With the sudden influx of migrants over the past year, Germany has recognized the need not only to step up integration efforts but also to rethink its approach. Most of the 1.1 million asylum-seekers who registered in Germany in 2015 remain in temporary housing scattered around the country while awaiting the outcome of their applications. But some have begun making their way toward neighborhoods like Neukölln, where they’ll be largely left to fend for themselves.

In a speech to parliament at the end of November, Interior Minister Thomas de Maizière said Germany has to think about what the influx means for the country over the long term. “Many will stay here longer. It is, therefore, one of the most important tasks to give people who are staying a long-term perspective,” he said, requesting an additional 326 million euros, or $356 million, for integration efforts in 2016. “Successful integration is essential for long-term acceptance and our social cohesion.” But Germany’s plans remain short on details and have largely revolved around more language and integration classes.

There are emerging signs that Germany is coming to terms with what it means to be an immigrant nation. Today, 34.5 percent of children under the age of 5 have an immigrant background, and that figure looks poised to rise. At the annual conference of her conservative Christian Democratic Union in December, German Chancellor Angela Merkel reiterated her “refugees welcome” message, calling for more effort to integrate those from other societies. But since the New Year’s Eve attacks in the city of Cologne, where German woman complained about assaults from mobs of men with largely foreign backgrounds, many in the country have become increasingly wary of newcomers, putting Merkel on the defensive.

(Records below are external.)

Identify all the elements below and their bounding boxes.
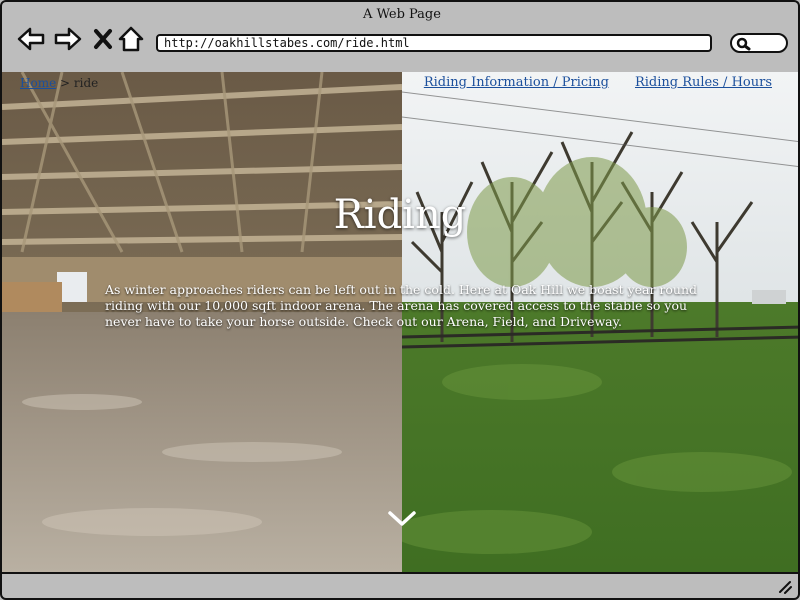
page-title: Riding bbox=[333, 192, 467, 238]
breadcrumb-current: ride bbox=[73, 76, 99, 90]
riding-rules-hours-link[interactable]: Riding Rules / Hours bbox=[635, 75, 772, 90]
search-box[interactable] bbox=[730, 33, 788, 53]
resize-grip-icon[interactable] bbox=[776, 578, 792, 594]
page-viewport: Home > ride Riding Information / Pricing… bbox=[0, 72, 800, 572]
back-button[interactable] bbox=[16, 24, 46, 54]
status-bar bbox=[0, 572, 800, 600]
breadcrumb: Home > ride bbox=[20, 76, 98, 90]
stop-button[interactable] bbox=[88, 24, 118, 54]
arrow-left-icon bbox=[17, 27, 45, 51]
window-title: A Web Page bbox=[363, 7, 441, 22]
home-icon bbox=[118, 26, 144, 52]
browser-toolbar: A Web Page http://oakhillstabes.com/ride… bbox=[0, 0, 800, 72]
home-button[interactable] bbox=[116, 24, 146, 54]
url-input[interactable]: http://oakhillstabes.com/ride.html bbox=[156, 34, 712, 52]
riding-information-pricing-link[interactable]: Riding Information / Pricing bbox=[424, 75, 609, 90]
scroll-down-button[interactable] bbox=[387, 508, 417, 530]
breadcrumb-separator: > bbox=[60, 76, 71, 90]
arrow-right-icon bbox=[54, 27, 82, 51]
forward-button[interactable] bbox=[53, 24, 83, 54]
close-icon bbox=[94, 29, 112, 49]
chevron-down-icon bbox=[388, 511, 416, 526]
breadcrumb-home-link[interactable]: Home bbox=[20, 76, 56, 90]
hero-description: As winter approaches riders can be left … bbox=[105, 282, 698, 329]
search-icon bbox=[736, 37, 751, 51]
top-navigation: Riding Information / Pricing Riding Rule… bbox=[424, 75, 772, 90]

Still even in one of the most diverse parts of the country, confusion reigns over what it means to be an immigrant nation. In June 2015, recent law school graduate Betül Ulusoy made headlines when she showed up to sign a contract for her new job as a trainee in the Neukölln city government. She wore a headscarf to the appointment; Neukölln told her it was reconsidering the job offer, before relenting and granting her what they called an exception.